# AMT 1957 Ford Fairlane



## krlee (Oct 23, 2016)

1957 Ford Fairlane model that I helped my friend Billy do for his dad, Billy Joe Wolfe for his 70th birthday around 15 years ago.










Using old B&W photos we were able to even recreate the original license plate.










The real car had custom headlight surrounds and rear view mirrors,



















The hard part was matching that two tone blue on blue paint. Using paint chip imahes we found online and Billy's memory I spent nearly a week and mixed what seemed like a quart of paint before we finally hit on the right shades of blue.











Also added custom made fender skirts










and custom tailpipe extensions that were on the real car










Painted the tiny emblems with a toothpick, that took time and patience.


----------



## terryr (Feb 11, 2001)

Good work. 

The 1957 Ford gets overlooked because of the 1955-57 Chevy, but I think it's a nice design.


----------



## rkoenn (Dec 18, 2007)

I'm not a big fan of stock cars but that is a beauty, great job.
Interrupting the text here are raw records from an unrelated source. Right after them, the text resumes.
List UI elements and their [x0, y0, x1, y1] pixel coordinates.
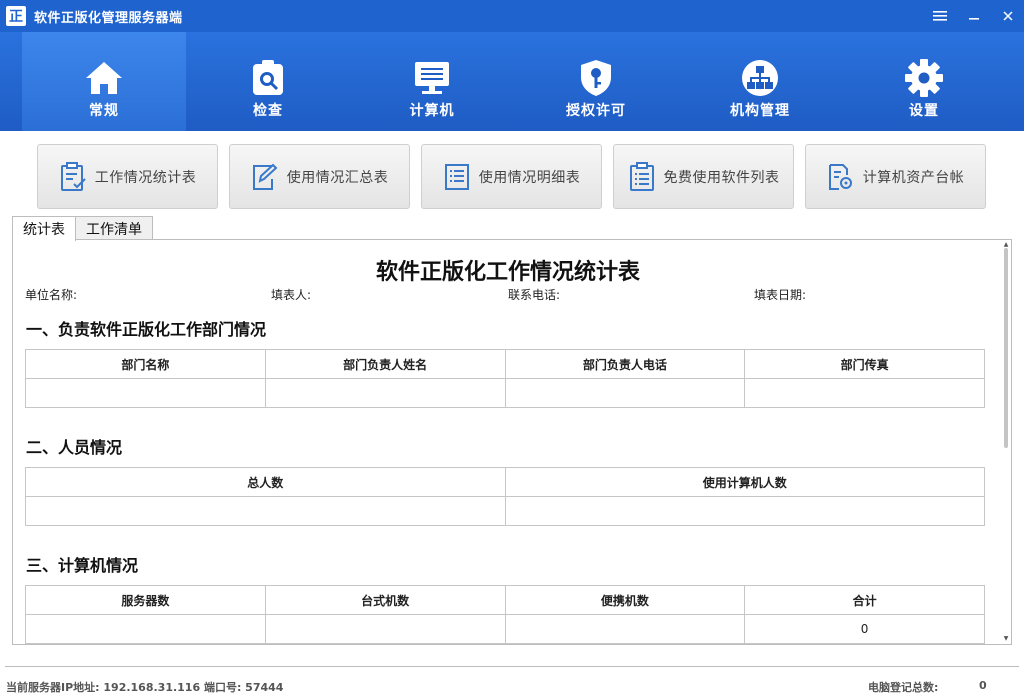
phone-label: 联系电话: — [508, 288, 561, 302]
free-software-list-button[interactable]: 免费使用软件列表 — [613, 144, 794, 209]
usage-summary-button[interactable]: 使用情况汇总表 — [229, 144, 410, 209]
table-cell[interactable] — [744, 378, 985, 408]
edit-icon — [251, 162, 279, 192]
button-label: 计算机资产台帐 — [862, 169, 965, 186]
table-header: 合计 — [744, 585, 985, 615]
status-divider — [5, 666, 1019, 667]
vertical-scrollbar[interactable]: ▲ ▼ — [1003, 242, 1009, 642]
nav-item-settings[interactable]: 设置 — [842, 32, 1006, 131]
button-label: 工作情况统计表 — [94, 169, 197, 186]
nav-label: 机构管理 — [730, 103, 790, 119]
table-cell[interactable] — [504, 496, 985, 526]
clipboard-check-icon — [59, 161, 87, 192]
window-title: 软件正版化管理服务器端 — [34, 10, 183, 26]
table-header: 部门传真 — [744, 349, 985, 379]
minimize-button[interactable] — [966, 8, 982, 24]
table-header: 服务器数 — [25, 585, 266, 615]
nav-label: 计算机 — [409, 103, 455, 119]
hamburger-menu-icon — [933, 11, 947, 21]
table-header-row: 服务器数 台式机数 便携机数 合计 — [25, 585, 985, 615]
org-chart-icon — [740, 58, 780, 98]
table-cell[interactable] — [25, 614, 266, 644]
clipboard-list-icon — [628, 161, 656, 192]
table-cell[interactable] — [25, 378, 266, 408]
gear-icon — [904, 58, 944, 98]
list-icon — [443, 162, 471, 192]
nav-item-check[interactable]: 检查 — [186, 32, 350, 131]
window-controls — [932, 0, 1016, 32]
server-address-status: 当前服务器IP地址: 192.168.31.116 端口号: 57444 — [6, 681, 284, 694]
table-cell[interactable] — [25, 496, 506, 526]
minimize-icon — [969, 18, 979, 20]
table-header: 台式机数 — [264, 585, 506, 615]
staff-table: 总人数 使用计算机人数 — [25, 467, 985, 526]
nav-label: 检查 — [253, 103, 283, 119]
report-tabs: 统计表 工作清单 — [12, 216, 153, 241]
table-row — [25, 378, 985, 408]
report-panel: 软件正版化工作情况统计表 单位名称: 填表人: 联系电话: 填表日期: 一、负责… — [12, 239, 1012, 645]
table-header: 总人数 — [25, 467, 506, 497]
table-row: 0 — [25, 614, 985, 644]
section-dept-title: 一、负责软件正版化工作部门情况 — [26, 320, 267, 339]
table-cell[interactable]: 0 — [744, 614, 985, 644]
document-gear-icon — [827, 162, 855, 192]
main-nav: 常规 检查 计算机 授权许可 机构管理 设置 — [0, 32, 1024, 131]
unit-name-label: 单位名称: — [25, 288, 78, 302]
table-cell[interactable] — [504, 614, 746, 644]
home-icon — [84, 58, 124, 98]
nav-label: 授权许可 — [566, 103, 626, 119]
report-toolbar: 工作情况统计表 使用情况汇总表 使用情况明细表 免费使用软件列表 计算机资产台帐 — [37, 144, 986, 209]
dept-table: 部门名称 部门负责人姓名 部门负责人电话 部门传真 — [25, 349, 985, 408]
table-header: 部门负责人姓名 — [264, 349, 506, 379]
close-button[interactable] — [1000, 8, 1016, 24]
nav-label: 设置 — [909, 103, 939, 119]
table-cell[interactable] — [264, 614, 506, 644]
tab-work-list[interactable]: 工作清单 — [75, 216, 153, 240]
app-logo: 正 — [6, 6, 26, 26]
nav-item-organization[interactable]: 机构管理 — [678, 32, 842, 131]
title-bar: 正 软件正版化管理服务器端 — [0, 0, 1024, 32]
table-header-row: 部门名称 部门负责人姓名 部门负责人电话 部门传真 — [25, 349, 985, 379]
table-row — [25, 496, 985, 526]
nav-item-computer[interactable]: 计算机 — [350, 32, 514, 131]
table-header: 部门名称 — [25, 349, 266, 379]
table-cell[interactable] — [504, 378, 746, 408]
registered-count-value: 0 — [979, 679, 987, 692]
nav-label: 常规 — [89, 103, 119, 119]
table-header: 便携机数 — [504, 585, 746, 615]
search-check-icon — [248, 58, 288, 98]
button-label: 使用情况明细表 — [478, 169, 581, 186]
scroll-thumb[interactable] — [1004, 248, 1008, 448]
work-stats-button[interactable]: 工作情况统计表 — [37, 144, 218, 209]
close-icon — [1003, 11, 1013, 21]
table-header-row: 总人数 使用计算机人数 — [25, 467, 985, 497]
usage-detail-button[interactable]: 使用情况明细表 — [421, 144, 602, 209]
button-label: 免费使用软件列表 — [663, 169, 780, 186]
menu-button[interactable] — [932, 8, 948, 24]
nav-item-license[interactable]: 授权许可 — [514, 32, 678, 131]
registered-count-label: 电脑登记总数: — [868, 681, 939, 694]
date-label: 填表日期: — [754, 288, 807, 302]
nav-item-general[interactable]: 常规 — [22, 32, 186, 131]
report-title: 软件正版化工作情况统计表 — [375, 259, 640, 285]
computer-table: 服务器数 台式机数 便携机数 合计 0 — [25, 585, 985, 644]
computer-asset-ledger-button[interactable]: 计算机资产台帐 — [805, 144, 986, 209]
button-label: 使用情况汇总表 — [286, 169, 389, 186]
license-shield-icon — [576, 58, 616, 98]
filler-label: 填表人: — [271, 288, 312, 302]
table-header: 部门负责人电话 — [504, 349, 746, 379]
section-staff-title: 二、人员情况 — [26, 438, 123, 457]
scroll-down-arrow-icon[interactable]: ▼ — [1003, 636, 1009, 642]
tab-stats[interactable]: 统计表 — [12, 216, 76, 241]
table-header: 使用计算机人数 — [504, 467, 985, 497]
table-cell[interactable] — [264, 378, 506, 408]
computer-icon — [412, 58, 452, 98]
section-computer-title: 三、计算机情况 — [26, 556, 139, 575]
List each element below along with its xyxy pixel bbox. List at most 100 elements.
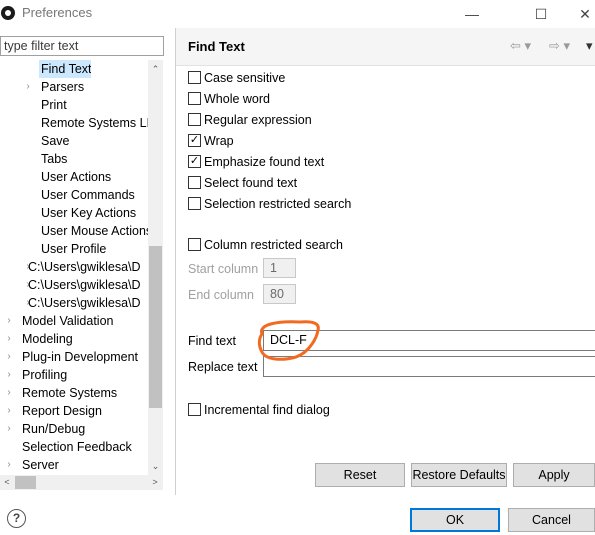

I do have a '64 GTO and 3 or 4 other stock cars myself that I hope to do someday.


----------



## Bubba 123 (Sep 10, 2010)

hey,
I hear AMT is bringing out some more 1/32 scale model kits...
anyone got any Info/Links on AMT Models???
TY

Bubba (The Senile) 123


----------



## Zombie_61 (Apr 21, 2004)

Bubba 123 said:


> hey,
> I hear AMT is bringing out some more 1/32 scale model kits...
> anyone got any Info/Links on AMT Models???
> TY
> ...


Round 2 owns AMT, so you should check their website.


----------